Szukaj na tym blogu

poniedziałek, 23 września 2013

pod kreskę

dyrektor galerii rzeźby amsterdamskiego rijksmuseum frits scholten podczas oprowadzania polskich studentów historii sztuki zwierzał się, że wciąż za mało jego dzieł w kolekcji muzeum. na poddaszu muzeum można znaleźć kilka obrazów sygnowanych jego nazwiskiem. to jeszcze nic, bo w znajdującej się nieopodal stedelijk, galerii sztuki współczesnej, aż roi się od prostokątnych płócien przeciętych czarnymi prostopadłym kreskami wydzielającymi przestrzenie: czerwone, niebieskie, żółte. jeśli jednak szukać wcześniejszych dzieł pieta mondriana, należy udać się do haskiego gemeentemuseum, którego kolekcja obfituje w dzieła sprzed 1917 roku.

każda szanująca się galeria sztuki współczesnej, a nawet i muzeum posiadające zbiory starych mistrzów, nie straciłaby okazji, aby powiększyć swoją kolekcję o bodaj szkic tego holenderskiego malarza. jego sława jest oczywista, chociaż jak w przypadku wielkich nazwisk sztuki współczesnej nie wypada jedynie wiedzieć, że jest autorem nowatorskiego pomysłu, a raczej próbować zgłębić tajniki i znaczenie dzieł, które pozostają zagadką dla największych specjalistów tej dziedziny. dla zrozumienia drogi, którą malarz kroczył do abstrakcji często reprodukuje się jego słynne drzewa, znajdujące się w gementemuseum - to one, począwszy od czerwonego drzewa z 1908 roku miały stanowić preludium do neoplastycyzmu. jednak wiele musi się w życiu mondriana wydarzyć zanim opracuje swój malarski program filozoficzny.
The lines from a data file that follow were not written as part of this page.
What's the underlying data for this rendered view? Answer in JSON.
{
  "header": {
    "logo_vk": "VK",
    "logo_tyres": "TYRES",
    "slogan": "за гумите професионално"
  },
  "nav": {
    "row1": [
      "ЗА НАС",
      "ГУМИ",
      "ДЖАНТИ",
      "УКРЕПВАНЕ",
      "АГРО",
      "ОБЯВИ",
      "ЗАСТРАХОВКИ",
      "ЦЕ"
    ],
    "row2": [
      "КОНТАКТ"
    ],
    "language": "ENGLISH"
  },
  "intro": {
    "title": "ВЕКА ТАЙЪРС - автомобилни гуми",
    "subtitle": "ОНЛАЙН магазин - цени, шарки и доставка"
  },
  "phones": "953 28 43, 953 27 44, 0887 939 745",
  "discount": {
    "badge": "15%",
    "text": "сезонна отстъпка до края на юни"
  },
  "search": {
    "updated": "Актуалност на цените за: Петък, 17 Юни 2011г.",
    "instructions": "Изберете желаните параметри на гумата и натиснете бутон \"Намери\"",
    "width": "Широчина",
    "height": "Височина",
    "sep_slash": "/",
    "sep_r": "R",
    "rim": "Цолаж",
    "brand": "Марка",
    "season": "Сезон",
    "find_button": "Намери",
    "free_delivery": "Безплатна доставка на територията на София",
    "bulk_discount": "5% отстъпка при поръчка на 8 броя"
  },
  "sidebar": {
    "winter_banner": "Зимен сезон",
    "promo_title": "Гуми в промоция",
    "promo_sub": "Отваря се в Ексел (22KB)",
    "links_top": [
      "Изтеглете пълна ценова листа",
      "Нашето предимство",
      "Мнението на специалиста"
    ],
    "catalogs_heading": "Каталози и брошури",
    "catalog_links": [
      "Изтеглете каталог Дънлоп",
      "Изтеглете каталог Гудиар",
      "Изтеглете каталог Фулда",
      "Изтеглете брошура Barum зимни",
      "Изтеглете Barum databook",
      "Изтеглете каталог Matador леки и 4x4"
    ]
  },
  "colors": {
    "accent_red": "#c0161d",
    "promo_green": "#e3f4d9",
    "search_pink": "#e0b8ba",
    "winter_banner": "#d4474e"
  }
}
urodził się w roku 1872 jako piet mondriaan, w kalwińskiej rodzinie o tradycjach artystycznych. ojciec pieta, jego imiennik, pełnił urząd profesora rysunku, a potem dyrektora w szkole, którą kończył jego syn. utalentowany i lubiący rysować chłopiec nie przykłada się jednak specjalnie do nauki w szkole, co jednak z uwagi na stanowisko jego ojca jest traktowane z przymrużeniem oka. nie bez zasług, w wieku 17 lat piet otrzymał dyplom uprawniający go do nauki rysunku. praca nauczyciela nie odpowiada mu jednak, a plany o zostaniu malarzem budzą sprzeciw nawet jego ojca. mimo trudów, w tym finansowych, udaje się na naukę do amsterdamu, zarabia na studia kopiowaniem obrazów starych mistrzów, których dzieła mógł oglądać w domu rodzinnym, gdyż jego ojciec posiadał obrazy z kolekcji dawnego przyjaciela. w amsterdamie zaczynają się pierwsze starcia mondriaana z malarstwem; zaczyna jako pejzażysta i portrecista w duchu szkoły haskiej, szybko jednak zmienia koncepcję sztuki poznając impresjonizm, a wreszcie dzieła van gogha i fowistów. na ten czas przypadają popularne w ikonografii szkoły haskiej wiatraki, którym mondriaan nadaje fowistyczne drganie i drapieżność. "pierwszą rzeczą, którą należało zmienić w moim malarstwie był kolor. zastąpiłem kolor naturalny kolorem czystym. zrozumiałem bowiem wtedy, że na płótnie nie można przedstawiać kolorów natury", pisał o tym okresie malarz w 1942 roku. na poniższych obrazach widzimy zawierzenie barwom podstawowym, za pomocą których malarz buduje kompozycje.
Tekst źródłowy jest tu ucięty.